Maybe he came upstairs thinking he’d crawl into his bed, but his spot was taken. I don’t know how long he stood there. I don’t know how long he waited before he lifted the lamp from her side of the bed and smashed it onto her head.
That’s when I woke up.
She is screaming. The one blow isn’t enough. She tries to get up; the lamp isn’t even broken. George looks at me and then picks the lamp up again and swings it at her. The porcelain vase that is the base explodes against her head. By then I am out of bed. He tosses aside what remained of the lamp — blood streaming down his fingers — picks up the telephone, and throws it to me.
“Call it in,” he says.
I stand facing him, wearing his pajamas. We are the same, like mimes, we have the same gestures, the same faces, the family chin, my father’s brow, the same mismatched selves. I am staring at him, not knowing how this is going to work out. A disturbing gurgling sound prompts me to dial the phone.

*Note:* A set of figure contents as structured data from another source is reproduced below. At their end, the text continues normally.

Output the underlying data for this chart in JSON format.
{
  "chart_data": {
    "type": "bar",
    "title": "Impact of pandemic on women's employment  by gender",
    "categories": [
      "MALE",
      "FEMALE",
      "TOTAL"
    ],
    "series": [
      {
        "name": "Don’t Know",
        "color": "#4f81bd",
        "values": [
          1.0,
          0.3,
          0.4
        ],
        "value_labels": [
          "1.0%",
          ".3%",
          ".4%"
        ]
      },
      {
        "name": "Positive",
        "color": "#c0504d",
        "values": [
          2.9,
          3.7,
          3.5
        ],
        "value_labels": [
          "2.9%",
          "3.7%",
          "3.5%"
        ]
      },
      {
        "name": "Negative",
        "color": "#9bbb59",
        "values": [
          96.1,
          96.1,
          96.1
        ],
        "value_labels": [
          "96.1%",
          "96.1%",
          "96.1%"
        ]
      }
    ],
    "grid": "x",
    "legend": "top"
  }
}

Accidentally, I drop the phone. I bend to pick it up, and my brother’s foot catches me under the chin, kicking me hard; my head snaps back. I am down as he leaves the room. I see his hospital gown under his clothes, hanging out like some kind of tail. I hear George’s heavy footfall as he goes down the stairs. Jane is making an alarming noise. I reach across the floor, pull the phone towards me, and dial “0.” I dial “0” like it is a hotel, like I expect someone to answer. There is a long recording, a kind of spoken word essay about what the “0” button can do for you, and I realize it will be forever before a real person comes on. I hang up and after several shaky attempts am able to dial “911.”